Robinson, who holds a
master’s degree in shipwreck archaeology from Texas A & M University, is focusing his doctoral research at UConn on submerged settlements.
His interest stems from work he has done during the past decade in Maryland and currently with the
Public Archaeology Laboratory
in Rhode Island.
He has also traveled to Denmark several times during the past five years to work with some of the world’s experts in Stone Age underwater archaeology from the Danish National and Viking Ship museums.
While McBride and Robinson are developing research opportunities in underwater archaeology, Nicholas Bellantoni, associate professor of anthropology and state archaeologist, is interested in the management and preservation of sites.
Bellantoni hopes to explore the Long Island Sound for native sites in collaboration with UConn’s National Undersea Research
Center (NURC) at Avery Point.
With a rich maritime history, Connecticut is a prime place to explore offshore, he says.
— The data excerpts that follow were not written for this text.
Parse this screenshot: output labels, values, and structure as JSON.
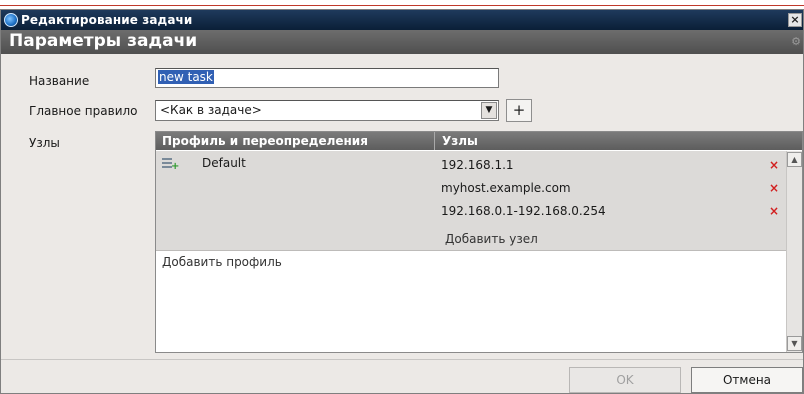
{
  "window": {
    "title": "Редактирование задачи",
    "close_glyph": "×"
  },
  "header": {
    "heading": "Параметры задачи",
    "gear_glyph": "⚙"
  },
  "form": {
    "name_label": "Название",
    "name_value": "new task",
    "rule_label": "Главное правило",
    "rule_value": "<Как в задаче>",
    "add_rule_label": "+",
    "nodes_label": "Узлы"
  },
  "grid": {
    "col_profiles": "Профиль и переопределения",
    "col_nodes": "Узлы",
    "profile": {
      "name": "Default",
      "hosts": [
        "192.168.1.1",
        "myhost.example.com",
        "192.168.0.1-192.168.0.254"
      ],
      "delete_glyph": "×",
      "add_host_label": "Добавить узел"
    },
    "add_profile_label": "Добавить профиль"
  },
  "footer": {
    "ok_label": "OK",
    "cancel_label": "Отмена"
  },
  "colors": {
    "titlebar": "#0b1f37",
    "header": "#5d5d5d",
    "delete": "#d21f1f",
    "selection": "#3160b4"
  }
}
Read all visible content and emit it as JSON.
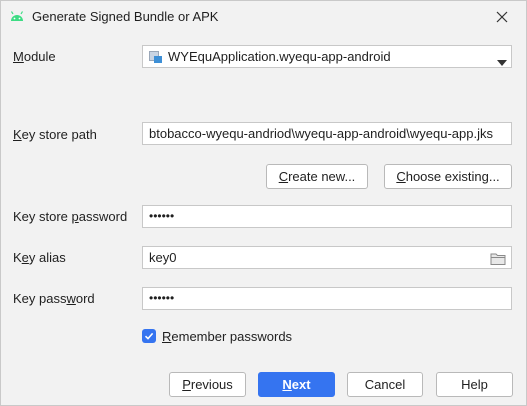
{
  "window": {
    "title": "Generate Signed Bundle or APK"
  },
  "form": {
    "module": {
      "label_mnemonic": "M",
      "label_rest": "odule",
      "value": "WYEquApplication.wyequ-app-android"
    },
    "key_store_path": {
      "label_mnemonic": "K",
      "label_rest": "ey store path",
      "value": "btobacco-wyequ-andriod\\wyequ-app-android\\wyequ-app.jks"
    },
    "create_new": {
      "mnemonic": "C",
      "rest": "reate new..."
    },
    "choose_existing": {
      "mnemonic": "C",
      "rest": "hoose existing..."
    },
    "key_store_password": {
      "label_pre": "Key store ",
      "label_mnemonic": "p",
      "label_rest": "assword",
      "value": "••••••"
    },
    "key_alias": {
      "label_pre": "K",
      "label_mnemonic": "e",
      "label_rest": "y alias",
      "value": "key0"
    },
    "key_password": {
      "label_pre": "Key pass",
      "label_mnemonic": "w",
      "label_rest": "ord",
      "value": "••••••"
    },
    "remember": {
      "mnemonic": "R",
      "rest": "emember passwords",
      "checked": true
    }
  },
  "buttons": {
    "previous": {
      "mnemonic": "P",
      "rest": "revious"
    },
    "next": {
      "mnemonic": "N",
      "rest": "ext"
    },
    "cancel": "Cancel",
    "help": "Help"
  },
  "colors": {
    "accent": "#3574f0",
    "android_green": "#3ddc84",
    "background": "#f2f2f2"
  },
  "icons": {
    "app": "android-icon",
    "close": "close-icon",
    "module": "module-icon",
    "dropdown": "chevron-down-icon",
    "folder": "folder-icon",
    "check": "checkmark-icon"
  }
}
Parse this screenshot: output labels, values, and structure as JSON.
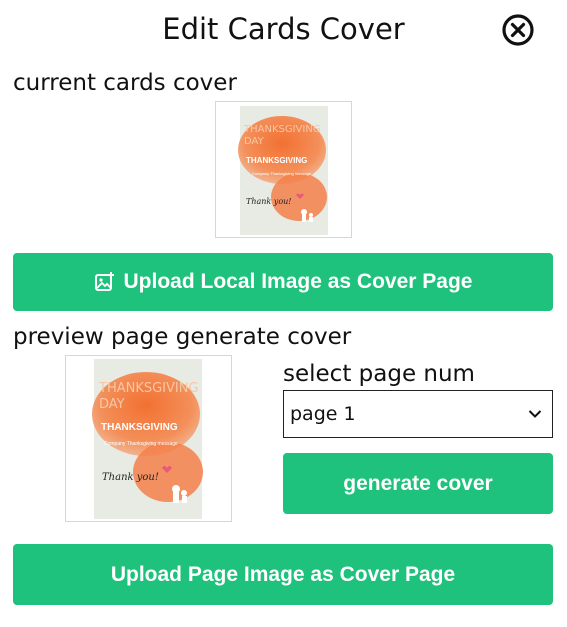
{
  "dialog": {
    "title": "Edit Cards Cover"
  },
  "current_cover": {
    "label": "current cards cover",
    "card": {
      "heading_1": "THANKSGIVING",
      "heading_2": "DAY",
      "subtitle": "THANKSGIVING",
      "message": "Company Thanksgiving message",
      "signature": "Thank you!"
    }
  },
  "upload_local_button": {
    "label": "Upload Local Image as Cover Page",
    "icon": "image-plus-icon"
  },
  "preview_cover": {
    "label": "preview page generate cover",
    "card": {
      "heading_1": "THANKSGIVING",
      "heading_2": "DAY",
      "subtitle": "THANKSGIVING",
      "message": "Company Thanksgiving message",
      "signature": "Thank you!"
    }
  },
  "page_select": {
    "label": "select page num",
    "selected": "page 1"
  },
  "generate_button": {
    "label": "generate cover"
  },
  "upload_page_button": {
    "label": "Upload Page Image as Cover Page"
  },
  "colors": {
    "accent": "#1ec27c",
    "card_orange": "#f26b2a",
    "card_bg": "#e8ece6"
  }
}
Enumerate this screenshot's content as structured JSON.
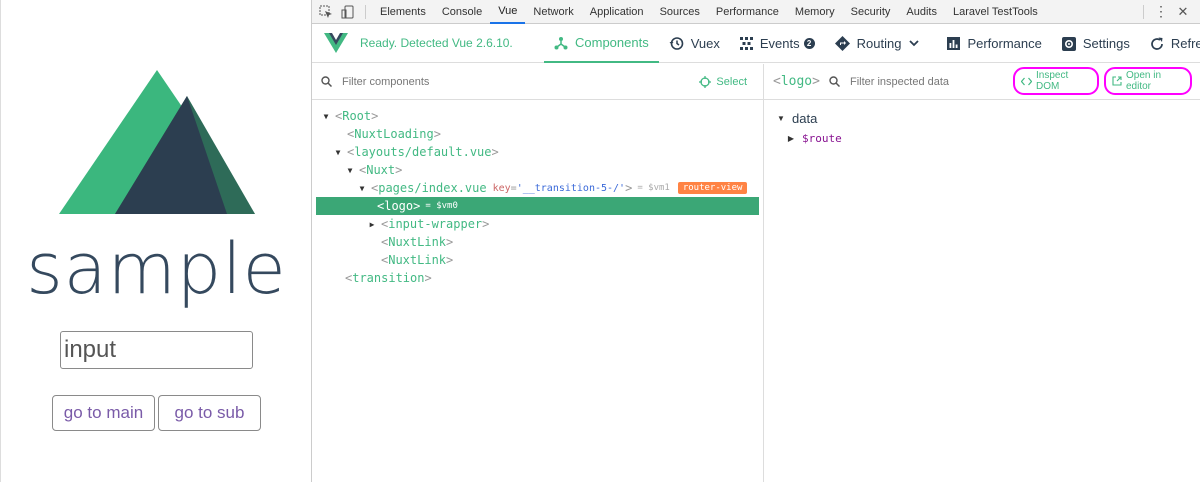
{
  "app": {
    "title": "sample",
    "input": {
      "value": "input",
      "placeholder": ""
    },
    "buttons": {
      "main": "go to main",
      "sub": "go to sub"
    },
    "colors": {
      "logo_green": "#3bb77e",
      "logo_dark_green": "#2e6b58",
      "logo_navy": "#2c3e50",
      "link_purple": "#7a5ba8"
    }
  },
  "devtools": {
    "tabs": [
      "Elements",
      "Console",
      "Vue",
      "Network",
      "Application",
      "Sources",
      "Performance",
      "Memory",
      "Security",
      "Audits",
      "Laravel TestTools"
    ],
    "active_tab": "Vue",
    "icons": {
      "inspect": "inspect-element-icon",
      "device": "device-toolbar-icon",
      "menu": "more-vert-icon",
      "close": "close-icon"
    },
    "close_glyph": "✕",
    "menu_glyph": "⋮"
  },
  "vue": {
    "status": "Ready. Detected Vue 2.6.10.",
    "accent": "#42b983",
    "nav": [
      {
        "label": "Components",
        "icon": "components-icon"
      },
      {
        "label": "Vuex",
        "icon": "history-icon"
      },
      {
        "label": "Events",
        "icon": "events-icon",
        "badge": "2"
      },
      {
        "label": "Routing",
        "icon": "routing-icon"
      },
      {
        "label": "Performance",
        "icon": "chart-icon"
      },
      {
        "label": "Settings",
        "icon": "settings-icon"
      },
      {
        "label": "Refresh",
        "icon": "refresh-icon"
      }
    ],
    "tree": {
      "filter_placeholder": "Filter components",
      "select_label": "Select",
      "nodes": {
        "root": "Root",
        "nuxt_loading": "NuxtLoading",
        "layout": "layouts/default.vue",
        "nuxt": "Nuxt",
        "pages_index": "pages/index.vue",
        "pages_key_name": "key",
        "pages_key_value": "'__transition-5-/'",
        "pages_vm": "= $vm1",
        "router_view_tag": "router-view",
        "logo": "logo",
        "logo_vm": "= $vm0",
        "input_wrapper": "input-wrapper",
        "nuxt_link_1": "NuxtLink",
        "nuxt_link_2": "NuxtLink",
        "transition": "transition"
      }
    },
    "inspector": {
      "component": "logo",
      "filter_placeholder": "Filter inspected data",
      "inspect_dom_label": "Inspect DOM",
      "open_editor_label": "Open in editor",
      "section": "data",
      "route_key": "$route"
    }
  }
}
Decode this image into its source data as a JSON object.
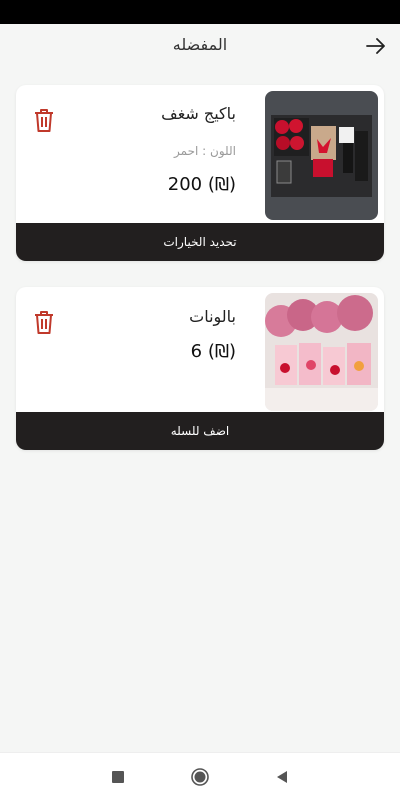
{
  "app_bar": {
    "title": "المفضله"
  },
  "favorites": [
    {
      "name": "باكيج شغف",
      "color_label": "اللون : احمر",
      "price": "200 (₪)",
      "action_label": "تحديد الخيارات"
    },
    {
      "name": "بالونات",
      "price": "6 (₪)",
      "action_label": "اضف للسله"
    }
  ],
  "colors": {
    "accent_red": "#c0392b",
    "action_bar": "#221f1f"
  },
  "icons": {
    "back": "arrow-right-icon",
    "delete": "trash-icon",
    "nav": [
      "square-icon",
      "circle-home-icon",
      "triangle-back-icon"
    ]
  }
}
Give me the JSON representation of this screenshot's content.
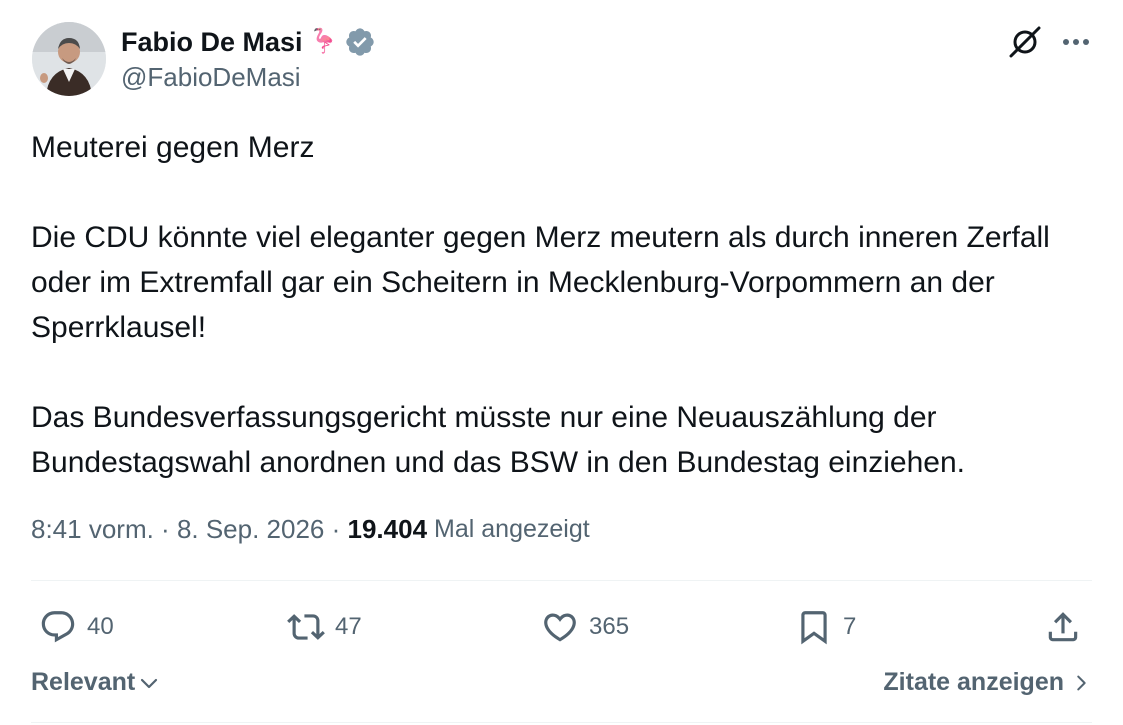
{
  "author": {
    "name": "Fabio De Masi",
    "emoji": "🦩",
    "handle": "@FabioDeMasi"
  },
  "tweet": {
    "text": "Meuterei gegen Merz\n\nDie CDU könnte viel eleganter gegen Merz meutern als durch inneren Zerfall oder im Extremfall gar ein Scheitern in Mecklenburg-Vorpommern an der Sperrklausel!\n\nDas Bundesverfassungsgericht müsste nur eine Neuauszählung der Bundestagswahl anordnen und das BSW in den Bundestag einziehen."
  },
  "meta": {
    "time": "8:41 vorm.",
    "sep1": " · ",
    "date": "8. Sep. 2026",
    "sep2": " · ",
    "views_count": "19.404",
    "views_label": "Mal angezeigt"
  },
  "actions": {
    "replies": "40",
    "reposts": "47",
    "likes": "365",
    "bookmarks": "7"
  },
  "bottom": {
    "sort_label": "Relevant",
    "quotes_label": "Zitate anzeigen"
  },
  "colors": {
    "text_primary": "#0f1419",
    "text_secondary": "#536471",
    "verified": "#829aab",
    "divider": "#eff3f4"
  },
  "icons": [
    "grok-icon",
    "more-icon",
    "verified-badge-icon",
    "reply-icon",
    "repost-icon",
    "like-icon",
    "bookmark-icon",
    "share-icon",
    "chevron-down-icon",
    "chevron-right-icon"
  ]
}
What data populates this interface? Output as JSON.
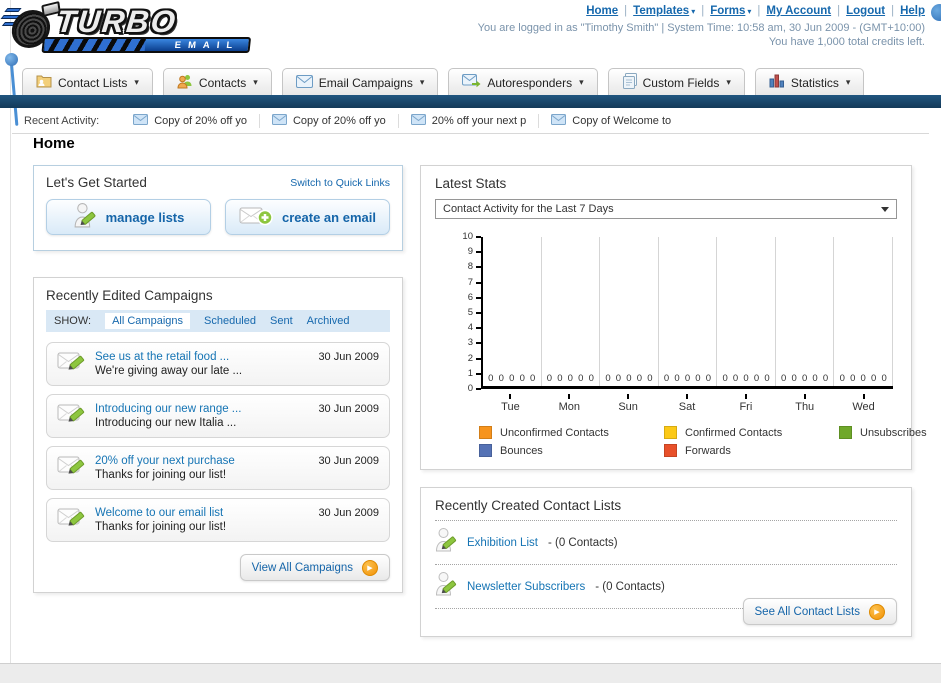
{
  "header": {
    "logo": {
      "line1": "TURBO",
      "line2": "EMAIL"
    },
    "links": [
      {
        "label": "Home",
        "dropdown": false
      },
      {
        "label": "Templates",
        "dropdown": true
      },
      {
        "label": "Forms",
        "dropdown": true
      },
      {
        "label": "My Account",
        "dropdown": false
      },
      {
        "label": "Logout",
        "dropdown": false
      },
      {
        "label": "Help",
        "dropdown": false
      }
    ],
    "login_line": "You are logged in as \"Timothy Smith\" | System Time: 10:58 am, 30 Jun 2009 - (GMT+10:00)",
    "credits_line": "You have 1,000 total credits left."
  },
  "nav": {
    "tabs": [
      {
        "label": "Contact Lists",
        "icon": "contact-lists-icon"
      },
      {
        "label": "Contacts",
        "icon": "contacts-icon"
      },
      {
        "label": "Email Campaigns",
        "icon": "email-campaigns-icon"
      },
      {
        "label": "Autoresponders",
        "icon": "autoresponders-icon"
      },
      {
        "label": "Custom Fields",
        "icon": "custom-fields-icon"
      },
      {
        "label": "Statistics",
        "icon": "statistics-icon"
      }
    ]
  },
  "recent_activity": {
    "label": "Recent Activity:",
    "items": [
      "Copy of 20% off yo",
      "Copy of 20% off yo",
      "20% off your next p",
      "Copy of Welcome to"
    ]
  },
  "page_title": "Home",
  "get_started": {
    "title": "Let's Get Started",
    "switch_link": "Switch to Quick Links",
    "buttons": [
      {
        "label": "manage lists",
        "icon": "person-pencil-icon"
      },
      {
        "label": "create an email",
        "icon": "envelope-plus-icon"
      }
    ]
  },
  "campaigns": {
    "title": "Recently Edited Campaigns",
    "show_label": "SHOW:",
    "filters": [
      {
        "label": "All Campaigns",
        "active": true
      },
      {
        "label": "Scheduled",
        "active": false
      },
      {
        "label": "Sent",
        "active": false
      },
      {
        "label": "Archived",
        "active": false
      }
    ],
    "rows": [
      {
        "title": "See us at the retail food ...",
        "subtitle": "We're giving away our late ...",
        "date": "30 Jun 2009"
      },
      {
        "title": "Introducing our new range ...",
        "subtitle": "Introducing our new Italia ...",
        "date": "30 Jun 2009"
      },
      {
        "title": "20% off your next purchase",
        "subtitle": "Thanks for joining our list!",
        "date": "30 Jun 2009"
      },
      {
        "title": "Welcome to our email list",
        "subtitle": "Thanks for joining our list!",
        "date": "30 Jun 2009"
      }
    ],
    "view_all_label": "View All Campaigns"
  },
  "latest_stats": {
    "title": "Latest Stats",
    "dropdown_value": "Contact Activity for the Last 7 Days"
  },
  "chart_data": {
    "type": "bar",
    "title": "Contact Activity for the Last 7 Days",
    "categories": [
      "Tue",
      "Mon",
      "Sun",
      "Sat",
      "Fri",
      "Thu",
      "Wed"
    ],
    "series": [
      {
        "name": "Unconfirmed Contacts",
        "color": "#f7941d",
        "values": [
          0,
          0,
          0,
          0,
          0,
          0,
          0
        ]
      },
      {
        "name": "Confirmed Contacts",
        "color": "#fcc917",
        "values": [
          0,
          0,
          0,
          0,
          0,
          0,
          0
        ]
      },
      {
        "name": "Unsubscribes",
        "color": "#6fa82a",
        "values": [
          0,
          0,
          0,
          0,
          0,
          0,
          0
        ]
      },
      {
        "name": "Bounces",
        "color": "#5572b5",
        "values": [
          0,
          0,
          0,
          0,
          0,
          0,
          0
        ]
      },
      {
        "name": "Forwards",
        "color": "#e8502a",
        "values": [
          0,
          0,
          0,
          0,
          0,
          0,
          0
        ]
      }
    ],
    "xlabel": "",
    "ylabel": "",
    "ylim": [
      0,
      10
    ],
    "yticks": [
      0,
      1,
      2,
      3,
      4,
      5,
      6,
      7,
      8,
      9,
      10
    ],
    "grid": "vertical",
    "legend_position": "bottom"
  },
  "contact_lists": {
    "title": "Recently Created Contact Lists",
    "items": [
      {
        "name": "Exhibition List",
        "detail": "- (0 Contacts)"
      },
      {
        "name": "Newsletter Subscribers",
        "detail": "- (0 Contacts)"
      }
    ],
    "see_all_label": "See All Contact Lists"
  },
  "colors": {
    "link_blue": "#1668ad",
    "navy_bar": "#1b4769",
    "panel_border": "#d2d2d2"
  }
}
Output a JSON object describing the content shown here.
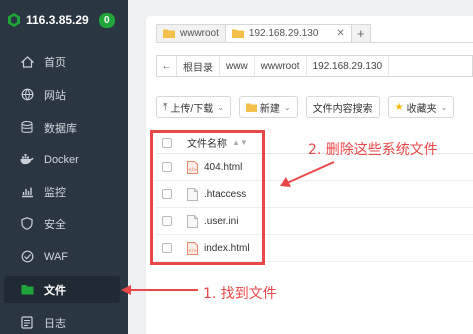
{
  "server": {
    "ip": "116.3.85.29",
    "badge": "0"
  },
  "sidebar": {
    "items": [
      {
        "label": "首页",
        "icon": "home-icon"
      },
      {
        "label": "网站",
        "icon": "globe-icon"
      },
      {
        "label": "数据库",
        "icon": "database-icon"
      },
      {
        "label": "Docker",
        "icon": "docker-icon"
      },
      {
        "label": "监控",
        "icon": "monitor-icon"
      },
      {
        "label": "安全",
        "icon": "shield-icon"
      },
      {
        "label": "WAF",
        "icon": "waf-icon"
      },
      {
        "label": "文件",
        "icon": "folder-icon",
        "active": true
      },
      {
        "label": "日志",
        "icon": "log-icon"
      }
    ]
  },
  "tabs": [
    {
      "label": "wwwroot"
    },
    {
      "label": "192.168.29.130",
      "active": true
    }
  ],
  "address": {
    "crumbs": [
      "根目录",
      "www",
      "wwwroot",
      "192.168.29.130"
    ]
  },
  "toolbar": {
    "upload": "上传/下载",
    "new": "新建",
    "search_content": "文件内容搜索",
    "favorites": "收藏夹"
  },
  "table": {
    "header": "文件名称",
    "files": [
      {
        "name": "404.html",
        "type": "html"
      },
      {
        "name": ".htaccess",
        "type": "file"
      },
      {
        "name": ".user.ini",
        "type": "file"
      },
      {
        "name": "index.html",
        "type": "html"
      }
    ]
  },
  "annotations": {
    "note1": "1. 找到文件",
    "note2": "2. 删除这些系统文件",
    "color": "#e94848"
  },
  "colors": {
    "accent": "#20a53a",
    "sidebar": "#2b3643"
  }
}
He expects there are probably hundreds, maybe thousands, of underwater archaeology sites, including shipwrecks, plane wrecks, and early Native American settlements in the Sound.
Bellantoni says the prospects for underwater archaeology in Connecticut include tourism as well as science.
He envisions
creating “diver parks,” where recreational divers could visit and study historic shipwrecks.
He is working with NURC on topographical maps and locating archaeological sites in the Long Island Sound.
“We have not been able to
pay enough attention to our
submerged coastal resources,” he says.